Prior authorization helps confirm medical need #
Prior authorization asks the prescriber to show why the drug fits the member’s condition and the plan’s rules. That review can confirm diagnosis, prior treatment history, BMI criteria, or clinical risk.
This does not block care when it is used well. Instead, it helps prevent off-label use, duplicate therapy, and casual prescribing that the plan never intended to cover. For employers, that means tighter alignment between benefit design and actual use.
Step Therapy can lower costs by moving lower-cost options first #
Step Therapy creates an ordered process. A member may need to try lifestyle support, lower-cost medication, or another appropriate treatment before moving to a high-cost GLP-1.
Some employer plans report savings around 25% with Step Therapy, but the number depends on the population, rules, and clinical exceptions. The key is restraint. If Step Therapy is too rigid, employees get frustrated and care can stall. If it is evidence-based, it can lower spend without harming access.
PBM contract review can uncover better net pricing #
List price is only part of the story. Rebates, Formulary position, Spread Pricing, clinical management fees, and pass-through terms all affect true cost. That is why employers should review PBM contracts with the same care they give medical renewals.
JA often helps employers look beyond headline discounts and focus on Net Cost, preferred products, and plan-specific performance. Stronger annual renewal tips for pharmacy benefit negotiations can improve visibility before costs harden into the next cycle.
Why employee education and lifestyle support are part of cost control #
Plan rules alone will not solve this problem. Employees need clear knowledge about who qualifies, what the approval process looks like, and why lifestyle support still matters.
Lifestyle programs can improve results and reduce avoidable spend #
Nutrition guidance, movement support, behavior coaching, and weight management programs help employees build habits that support better outcomes. In some cases, that support may delay the need for a GLP-1 or improve success after treatment starts.

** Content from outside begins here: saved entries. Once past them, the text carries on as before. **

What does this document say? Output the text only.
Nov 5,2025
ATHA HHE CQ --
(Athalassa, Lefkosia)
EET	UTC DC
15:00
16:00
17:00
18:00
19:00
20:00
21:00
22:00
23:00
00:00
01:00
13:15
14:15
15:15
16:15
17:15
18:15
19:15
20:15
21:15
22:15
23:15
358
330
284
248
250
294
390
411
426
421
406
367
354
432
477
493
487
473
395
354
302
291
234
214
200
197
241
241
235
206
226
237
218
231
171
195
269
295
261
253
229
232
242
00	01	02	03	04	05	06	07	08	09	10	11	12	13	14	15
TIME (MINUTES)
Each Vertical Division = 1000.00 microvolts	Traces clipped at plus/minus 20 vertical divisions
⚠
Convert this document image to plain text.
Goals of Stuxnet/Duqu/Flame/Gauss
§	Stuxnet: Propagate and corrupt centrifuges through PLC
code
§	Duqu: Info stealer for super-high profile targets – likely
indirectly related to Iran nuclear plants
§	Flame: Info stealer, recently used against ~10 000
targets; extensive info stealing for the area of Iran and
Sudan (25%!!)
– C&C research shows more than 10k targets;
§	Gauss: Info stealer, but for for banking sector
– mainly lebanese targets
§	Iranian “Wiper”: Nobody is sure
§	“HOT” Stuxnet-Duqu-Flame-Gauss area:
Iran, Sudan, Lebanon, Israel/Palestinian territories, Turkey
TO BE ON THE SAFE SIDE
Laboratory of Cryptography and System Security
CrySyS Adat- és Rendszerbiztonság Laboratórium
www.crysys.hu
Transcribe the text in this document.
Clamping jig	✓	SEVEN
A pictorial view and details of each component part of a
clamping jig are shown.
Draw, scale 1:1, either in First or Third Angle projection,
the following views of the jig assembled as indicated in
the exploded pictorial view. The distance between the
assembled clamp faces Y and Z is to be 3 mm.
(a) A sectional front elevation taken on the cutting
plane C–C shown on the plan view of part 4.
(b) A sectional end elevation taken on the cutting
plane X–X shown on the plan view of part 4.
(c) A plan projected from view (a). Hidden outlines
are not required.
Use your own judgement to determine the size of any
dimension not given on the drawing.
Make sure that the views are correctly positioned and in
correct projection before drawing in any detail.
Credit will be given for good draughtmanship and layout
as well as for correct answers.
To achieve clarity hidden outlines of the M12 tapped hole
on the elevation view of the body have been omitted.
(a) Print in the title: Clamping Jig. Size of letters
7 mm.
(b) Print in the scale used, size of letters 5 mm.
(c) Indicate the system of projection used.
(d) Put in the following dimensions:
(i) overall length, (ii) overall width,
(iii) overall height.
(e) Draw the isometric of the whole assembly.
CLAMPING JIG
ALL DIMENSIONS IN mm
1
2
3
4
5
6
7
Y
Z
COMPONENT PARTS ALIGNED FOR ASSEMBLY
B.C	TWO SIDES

This is where the human side matters. A benefits decision affects more than a spreadsheet. It touches the employee managing diabetes, the parent trying to improve long-Term health, and the family paying for care month after month.
Clear communication helps employees understand what comes next #
Confused employees often feel denied, even when the plan is following clear rules. Better communication lowers that friction. Explain eligibility, prior authorization steps, refill requirements, and the role of lifestyle changes in plain language.
JA believes communication is part of cost control because informed employees use benefits more wisely. That improves trust, supports engagement, and creates stronger ROR over time.
A balanced GLP-1 strategy looks different for every employer #
There is no off-the-shelf answer here. A manufacturing firm with a tight budget will not make the same choice as a large employer competing hard for talent. The right answer depends on claims data, workforce health needs, and risk tolerance.
Start with your claims data, workforce needs, and risk tolerance #
Before changing coverage, review utilization, diagnosis mix, refill patterns, and pharmacy trend. Benchmarking also helps. Tools like benchmarking prescription pharmacy plan costs can show how your plan compares with peers and where pressure is building.
Use a long-Term benefits strategy instead of reacting to the latest trend #
Quick fixes often create new problems. A better approach combines coverage criteria, PBM oversight, member communication, and regular reporting. That gives leaders clearer choices and a steadier Plan Year.
GLP-1s are expensive, but they do not have to break the plan. The best strategy uses medical necessity, smart purchasing, and steady communication to support employees who need care while protecting the health plan’s future.